Jakarta – Kongres Luar Biasa (KLB) itu biasa. Meski namanya “Luar Biasa”, tapi jadi biasa karena sering terjadi. Hampir semua partai mengalami.
Era Presiden Soeharto, ada KLB PDI. Era Presiden Megawati dan Susilo Bambang Yudhoyono (SBY), ada KLB Partai Kebangkitan Bangsa (PKB). Gus Dur vs Matori Abdul Jalil, dan Gus Dur vs Muhaimin Iskandar. Era Presiden Jokowi, ada KLB PPP. Belum lama ini ada KLB Partai Berkarya.
KLB adalah dinamika yang biasa terjadi di internal partai. Normal, wajar dan sering mewarnai dinamika politik di Indonesia.
KLB adalah anak kandung yang lahir ketika terjadi konflik di internal partai. Ketika pihak-pihak yang tidak diakomodir dalam kepengurusan partai merasa kuat dan banyak pendukung, maka akan ada KLB. KLB dianggap sebagai kudeta konstitusiional. Meski tafsir Konstitusinya tetap akan dimenangkan oleh pihak yang dekat dengan kekuasaan. Di sini, Menkumham sebagai penentu takdirnya.
Kalau pihak yang di luar kepengurusan partai tidak dalam posisi yang kuat, maka ada tiga pilihan. Pertama, membuat partai baru. Surya Paloh mendirikan Nasdem setelah kalah di Golkar. Amin Rais mendirikan Partai Umat setelah kalah di PAN. Anis Matta mendirikan Partai Gelora setelah tak lagi di PKS. Kedua, bergabung dengan partai lain. Dan ketiga, pensiun dini dari dunia politik.
Berbeda dengan KLB pada umumnya, KLB Partai Demokrat dianggap istimewa. Kenapa? Pertama, dilakukan oleh tokoh di luar partai. Tokoh tersebut bernama Moeldoko, mantan Panglima TNI era SBY. Meski ada keterlibatan pihak internal.
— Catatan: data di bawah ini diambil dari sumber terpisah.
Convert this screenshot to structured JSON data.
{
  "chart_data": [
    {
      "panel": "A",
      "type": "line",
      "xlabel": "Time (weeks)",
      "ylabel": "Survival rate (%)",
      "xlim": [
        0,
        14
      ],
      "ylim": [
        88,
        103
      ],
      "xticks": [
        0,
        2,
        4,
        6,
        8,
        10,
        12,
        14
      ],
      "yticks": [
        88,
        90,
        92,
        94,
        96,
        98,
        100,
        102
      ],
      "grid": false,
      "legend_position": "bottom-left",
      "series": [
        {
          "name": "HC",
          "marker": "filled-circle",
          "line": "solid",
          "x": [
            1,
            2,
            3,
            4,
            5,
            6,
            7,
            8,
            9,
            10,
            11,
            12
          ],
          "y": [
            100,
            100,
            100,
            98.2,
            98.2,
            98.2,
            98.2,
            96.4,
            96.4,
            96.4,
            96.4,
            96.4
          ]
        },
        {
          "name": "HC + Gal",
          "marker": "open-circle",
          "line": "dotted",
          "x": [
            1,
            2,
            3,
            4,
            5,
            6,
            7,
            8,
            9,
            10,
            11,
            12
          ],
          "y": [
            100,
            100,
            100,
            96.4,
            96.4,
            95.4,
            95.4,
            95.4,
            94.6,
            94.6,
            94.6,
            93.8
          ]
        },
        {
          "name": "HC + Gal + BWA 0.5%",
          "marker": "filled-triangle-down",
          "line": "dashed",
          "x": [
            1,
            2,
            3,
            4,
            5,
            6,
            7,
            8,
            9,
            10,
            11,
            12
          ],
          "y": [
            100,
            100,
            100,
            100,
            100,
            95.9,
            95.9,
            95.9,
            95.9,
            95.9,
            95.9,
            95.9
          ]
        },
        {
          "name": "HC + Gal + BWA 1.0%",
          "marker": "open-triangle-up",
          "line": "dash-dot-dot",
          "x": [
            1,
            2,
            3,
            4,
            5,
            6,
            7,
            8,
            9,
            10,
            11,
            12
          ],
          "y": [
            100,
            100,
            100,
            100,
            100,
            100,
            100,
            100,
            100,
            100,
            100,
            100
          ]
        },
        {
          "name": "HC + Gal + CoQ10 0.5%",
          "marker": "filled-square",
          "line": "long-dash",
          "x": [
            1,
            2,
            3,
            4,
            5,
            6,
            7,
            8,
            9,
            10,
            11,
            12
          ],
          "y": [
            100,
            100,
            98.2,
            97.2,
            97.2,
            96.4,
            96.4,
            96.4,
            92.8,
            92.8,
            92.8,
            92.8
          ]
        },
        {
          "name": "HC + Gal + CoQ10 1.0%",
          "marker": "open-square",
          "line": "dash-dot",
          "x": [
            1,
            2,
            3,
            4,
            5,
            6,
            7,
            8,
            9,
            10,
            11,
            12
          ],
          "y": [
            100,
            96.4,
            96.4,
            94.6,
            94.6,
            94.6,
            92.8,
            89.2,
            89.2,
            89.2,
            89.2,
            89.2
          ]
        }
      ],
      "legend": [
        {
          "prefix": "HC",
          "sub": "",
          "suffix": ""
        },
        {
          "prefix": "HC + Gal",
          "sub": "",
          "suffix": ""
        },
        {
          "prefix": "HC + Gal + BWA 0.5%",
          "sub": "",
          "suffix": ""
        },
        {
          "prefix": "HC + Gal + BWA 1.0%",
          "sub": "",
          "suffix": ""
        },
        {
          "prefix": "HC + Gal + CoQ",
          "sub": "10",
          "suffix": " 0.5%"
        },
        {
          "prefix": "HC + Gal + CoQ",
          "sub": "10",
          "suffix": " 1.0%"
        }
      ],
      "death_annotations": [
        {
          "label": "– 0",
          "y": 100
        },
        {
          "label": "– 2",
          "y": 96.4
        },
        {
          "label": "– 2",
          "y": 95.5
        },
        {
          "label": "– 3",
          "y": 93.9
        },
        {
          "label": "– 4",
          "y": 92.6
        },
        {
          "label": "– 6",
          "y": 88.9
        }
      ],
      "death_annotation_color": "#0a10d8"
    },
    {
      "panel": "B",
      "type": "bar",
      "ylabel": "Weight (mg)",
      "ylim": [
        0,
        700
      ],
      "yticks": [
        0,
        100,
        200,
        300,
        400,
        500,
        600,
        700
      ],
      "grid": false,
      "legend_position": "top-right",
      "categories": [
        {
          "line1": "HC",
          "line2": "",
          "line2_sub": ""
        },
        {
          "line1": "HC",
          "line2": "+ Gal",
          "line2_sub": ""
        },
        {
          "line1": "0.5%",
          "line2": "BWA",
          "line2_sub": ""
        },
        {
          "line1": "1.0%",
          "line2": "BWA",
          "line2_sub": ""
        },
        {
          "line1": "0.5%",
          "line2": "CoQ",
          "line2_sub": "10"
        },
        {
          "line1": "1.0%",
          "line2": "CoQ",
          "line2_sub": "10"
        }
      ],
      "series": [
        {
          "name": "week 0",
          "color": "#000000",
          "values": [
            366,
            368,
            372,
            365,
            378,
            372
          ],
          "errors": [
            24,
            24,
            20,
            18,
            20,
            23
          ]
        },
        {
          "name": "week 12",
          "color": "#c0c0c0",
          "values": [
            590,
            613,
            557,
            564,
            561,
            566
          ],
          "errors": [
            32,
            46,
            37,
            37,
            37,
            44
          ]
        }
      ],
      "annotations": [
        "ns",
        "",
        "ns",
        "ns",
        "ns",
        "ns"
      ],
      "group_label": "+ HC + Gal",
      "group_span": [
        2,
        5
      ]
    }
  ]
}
Ini tak lazim dalam tradisi KLB selama ini.
Jika KLB dilakukan hanya oleh kader atau mantan kader Demokrat, mungkin masih banyak yang simpati. Mengingat, Demokrat sudah menjadi partai family. Adanya KLB akan dianggap sebagai upaya untuk merasionalisasi dan memodernisasi partai. Respon spublik akan positif. Tapi, ketika KLB justru memilih tokoh luar sebagai ketua umumnya, maka simpati berbalik. Bukan kepada pelaku KLB, tapi simpati justru berlimpah kepada SBY dan AHY. Ngono yo ngono ning ojo ngono, begitulah kira-kira yang ada dalam pikiran publik.
Kedua, tokoh yang dijadikan ketua umum di KLB Demokrat tersebut adalah orang istana. Posisinya sebagai Kepala Staf Presiden (KSP).
Stigma publik seketika terbentuk bahwa ini adalah pengambilalihan paksa. Logika ini sedang tumbuh di benak rakyat. Sehingga muncul berbagai pertanyaan: ini arah dan tujuannya ke mana? Untuk Pilpres 2024?
Ada analisis bahwa di 2024, akan ada tiga gerbong. Pertama, gerbong Anies Baswedan. Sejumlah partai nampaknya sudah mulai melirik Anies. Kedua, gerbong Prabowo-Puan (Gerindra-PDIP). Ketiga, gerbong Jokowi. Meski gerbong ketiga ini agak berat mengingat Jokowi tak punya partai.
Hubungan Jokowi-Mega yang seringkali dalam suasana “kurang nyaman” membuat Jokowi harus bersikap realistis. Pasca 2024, Jokowi butuh “artikulasi” politik. Dan itu hanya akan efektif jika Jokowi berada di puncak pimpinan partai sebagaimana SBY dan Megawati.
Apakah “kudeta” Demokrat ada hubungannya dengan istana? Banyak spekulasi. Spekulasi ini akan berakhir dengan sendirinya ketika; pertama, Presiden memberhentikan Moeldoko dalam posisinya sebagai Kepala KSP. Kedua, Presiden membuat pernyataan bahwa istana tidak terlibat sama sekali dengan kudeta yang dilakukan Moeldoko. Ketiga, Kemenkumham tidak mengeluarkan SK legalitas kepengurusan hasil KLB.
Jika yang terjadi sebaliknya, spekulasi publik justru akan menguat dan seolah telah mendapatkan klarifikasinya. Dan ini akan menjadi sejarah baru yang dikhawatirkan bisa merusak masa depan demokrasi di Indonesia. Sejarah selalu berulang. Ini yang rakyat khawatirkan.